Dose limitations for normal tissues: Uninvolved normal breast: Ideally, < 60% of the whole breast reference volume should receive ≥ 50% of the prescribed dose and < 35% of the whole breast reference volume should receive the prescribed dose. For these calculations, the whole breast reference volume is defined as per Appendix F. Contralateral breast: The contralateral breast reference volume, contoured using the same methods described for the ipsilateral breast reference volume, should receive < 3% of the prescribed dose to any point. Ipsilateral lung: < 15% of the lung can receive 30% of the prescribed dose. Contralateral lung: < 15% of the lung can receive 5% of the prescribed dose. Heart (right-sided lesions): < 5% of the heart should receive 5% of the prescribed dose. Heart (left-sided lesions): The volume of the heart receiving 5% of the prescribed dose (V5) should be less than the 40%. Thyroid: maximum point dose of 3% of the prescribed dose.

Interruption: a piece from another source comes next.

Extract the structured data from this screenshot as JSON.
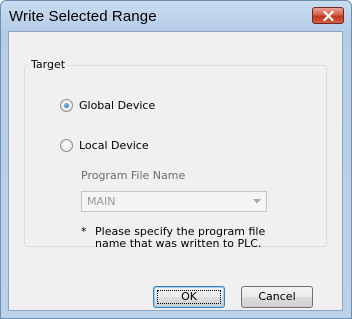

− Dose volume histogram analysis of the target volume confirms 90% of the prescribed dose covers 90% of the PTV_EVAL. Critical normal tissue DVHs within 5% specified value (see Section 14.1.6.) Maximum dose does not exceed 120% of prescribed dose. Dose delivered twice a day for a total of 10 treatments over a period of 5 to 10 days.

Group 1 patients (WBI). Adjuvant chemotherapy will be given prior to WBI, as prescribed by the treating physician. Initiation of WBI should be at least 2 weeks after the last cycle of chemotherapy.

Group 2 patients (PBI). Adjuvant chemotherapy will be given following PBI. Chemotherapy will be initiated no sooner than 2 weeks after the completion of PBI.

Hormonal therapy Patients with ER-positive and/or PgR-positive tumors should be treated with hormonal therapy for a minimum of 5 years. The dose and schedule of the drug(s) used for hormonal therapy should be consistent with the instructions in the drug package insert(s).